Егошин прикусил язык раз и навсегда. Его томила скука. Он понял: все уже состоялось – вчера, когда они оплывали на лодочке озера и каналы, ради этого он сюда ехал, все остальное вовсе не нужно. Он заметил, что еще одна душа, отнюдь не родственная, изнемогает от скуки. Лишившись внимания окружающих, рыжий охламон буквально места себе не находил. Он то присаживался в сторонке с зажженной сигаретой, прикрывая ее ковшиком ладони, поскольку курить было строго запрещено, то отставал от группы, откалывая от нее двух-трех человек для конфиденциальных переговоров о пиве, которое, по «данным его разведки», должны завезти в киоск. Не пропускал он случая сфотографироваться возле какой-либо достопримечательности в нарочито нелепой или шутовской позе. Впрочем, может, он и не выламывался, просто его дурацкое тулово с переваливающимся через ремень брюхом, откляченным задом, все какое-то вихляющее и странно гибкое при своей топорности, казалось оскорбительно-неуместным на фоне старинного крыльца, изразцовой отделки стен, в проеме крепостных ворот. Порой он желал быть запечатленным вместе с красавицей блондинкой или ее смуглой соперницей, порой, прибегая к легкому насилию, формировал групповой снимок, чем задерживал остальных, нарушал стройный порядок экскурсии. В конце концов гид, при всей своей увлеченности и незаземленности, ощутил некую противоборствующую силу и легко разгадал ее источник. В его речах все чаще стала пробиваться тема душевной невоспитанности, неуважения к прошлому и деяниям предков. Для обличения безобразников он пользовался цитатами из дневников Пушкина и местных милицейских протоколов. Но поскольку последние касались людей, соблазненных зеленым змием, его стрелы летели мимо цели – Рыжий был трезв как стеклышко.
Тут они перешли в другой двор, и гид коснулся новой темы: отдаленность, изолированность Соловецкой обители очень скоро превратили ее в место ссылки. Первым сюда прислали для «строжайшего содержания» игумена Артемия Троице-Сергиева монастыря, впавшего в ересь, вслед за ним – Матюшку Башкина, изрыгавшего хулу на Николая Чудотворца.
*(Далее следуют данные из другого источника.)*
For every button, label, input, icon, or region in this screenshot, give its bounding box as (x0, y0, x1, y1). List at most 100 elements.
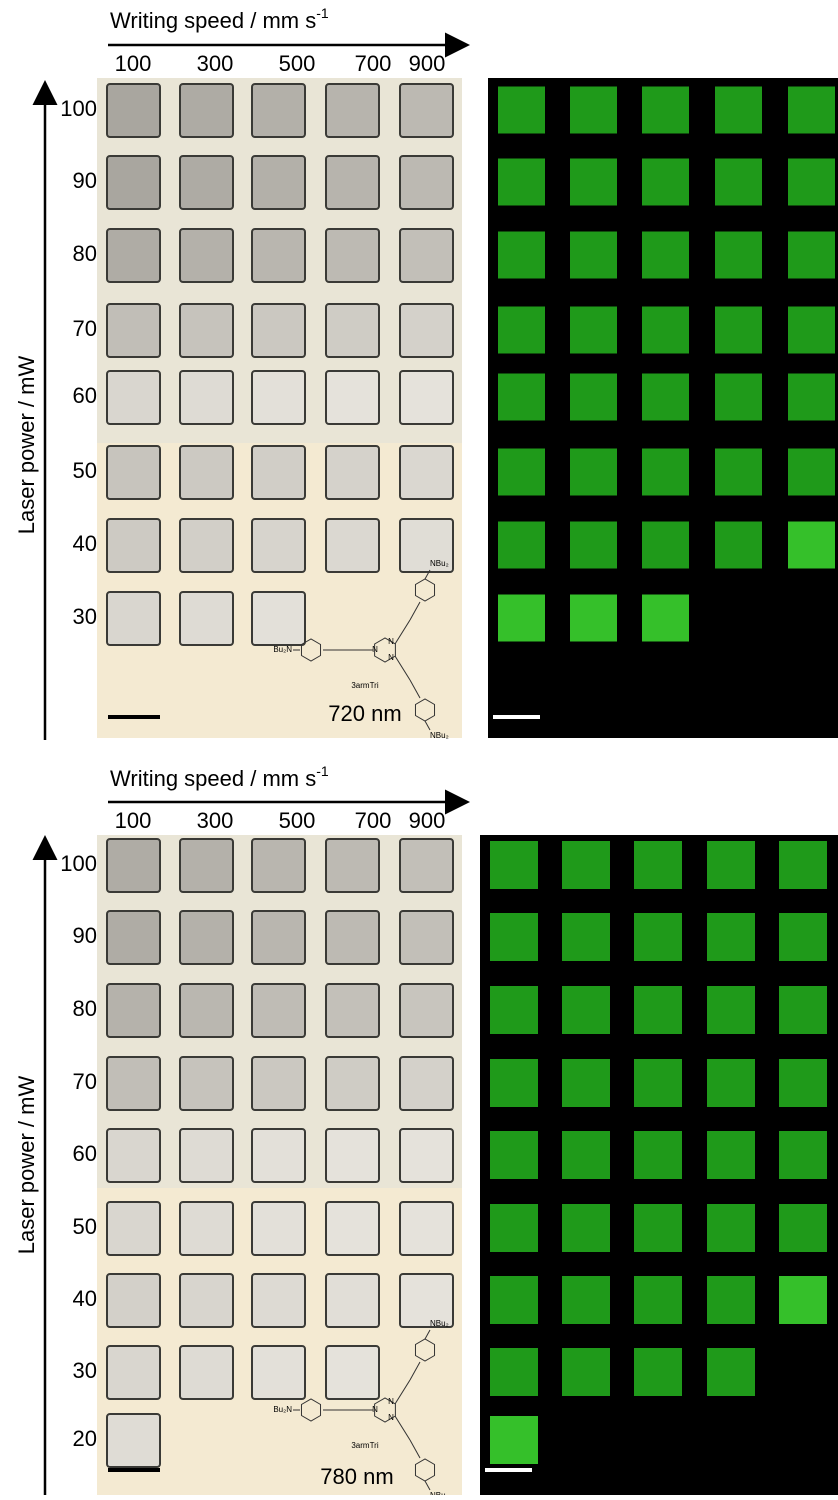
fluorescent-square (570, 87, 617, 134)
speed-label: 500 (279, 808, 316, 833)
power-label: 90 (73, 168, 97, 193)
written-square (180, 156, 233, 209)
written-square (400, 911, 453, 964)
fluorescent-square (642, 449, 689, 496)
fluorescent-square (490, 986, 538, 1034)
written-square (326, 304, 379, 357)
written-square (252, 371, 305, 424)
fluorescent-square (570, 595, 617, 642)
fluorescent-square (562, 1204, 610, 1252)
fluorescent-square (634, 986, 682, 1034)
fluorescent-square (498, 159, 545, 206)
fluorescent-square (715, 232, 762, 279)
written-square (252, 446, 305, 499)
written-square (400, 84, 453, 137)
fluorescent-square (562, 1059, 610, 1107)
written-square (107, 84, 160, 137)
speed-label: 300 (197, 51, 234, 76)
fluorescent-square (715, 87, 762, 134)
written-square (180, 1057, 233, 1110)
written-square (107, 1414, 160, 1467)
speed-label: 300 (197, 808, 234, 833)
y-axis-label: Laser power / mW (14, 1076, 39, 1255)
written-square (400, 1202, 453, 1255)
fluorescent-square (634, 1276, 682, 1324)
fluorescent-square (634, 1348, 682, 1396)
fluorescent-square (779, 986, 827, 1034)
written-square (400, 371, 453, 424)
ring-atom: N (372, 1405, 378, 1414)
written-square (400, 156, 453, 209)
power-label: 50 (73, 458, 97, 483)
written-square (180, 839, 233, 892)
power-label: 40 (73, 531, 97, 556)
written-square (107, 1346, 160, 1399)
written-square (326, 229, 379, 282)
ring-atom: N (388, 1413, 394, 1422)
fluorescent-square (779, 1276, 827, 1324)
molecule-name: 3armTri (351, 1441, 378, 1450)
speed-label: 900 (409, 808, 446, 833)
fluorescent-square (498, 232, 545, 279)
written-square (107, 984, 160, 1037)
power-label: 30 (73, 604, 97, 629)
fluorescent-square (642, 87, 689, 134)
fluorescent-square (570, 307, 617, 354)
power-label: 60 (73, 383, 97, 408)
written-square (400, 229, 453, 282)
fluorescent-square (642, 595, 689, 642)
power-label: 20 (73, 1426, 97, 1451)
fluorescent-square (634, 841, 682, 889)
fluorescent-square (498, 449, 545, 496)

Чистый образ Соловков замутился, а там все отчетливей стал двоиться. Сюда присылали и проштрафившихся монахов, и уличенных в разных злоумышлениях знатных лиц: здесь сидел в волчьей яме несчастный, безумный декабрист Александр Горожанский, томился знаменитый Мусин-Пушкин, до сих пор сохранилась камера-келья, где провел в заточении двадцать пять лет последний атаман Запорожской Сечи Кальнишевский, имевший неосторожность помочь князю Потемкину выиграть Крымскую войну. Осыпанная бриллиантами табакерка – подарок скуповатой немки Екатерины II бесстрашному атаману – весьма уязвила князя Таврического, богатого государственными талантами, но бездарного в ратном деле. Как положено, атамана-сечевика обвинили в попытке отложиться от России; четвертование восьмидесятилетнему изменнику по просьбе сердобольного Потемкина заменили пожизненным заключением в Соловецком монастыре. Более того, Светлейший отвалил старцу рубль на месячное содержание, вместо положенного гривенника. Не в силах прожить такие деньги, разжалованный атаман засыпал монастырь ценными вкладами и еще завещал немалую сумму на помин своей души.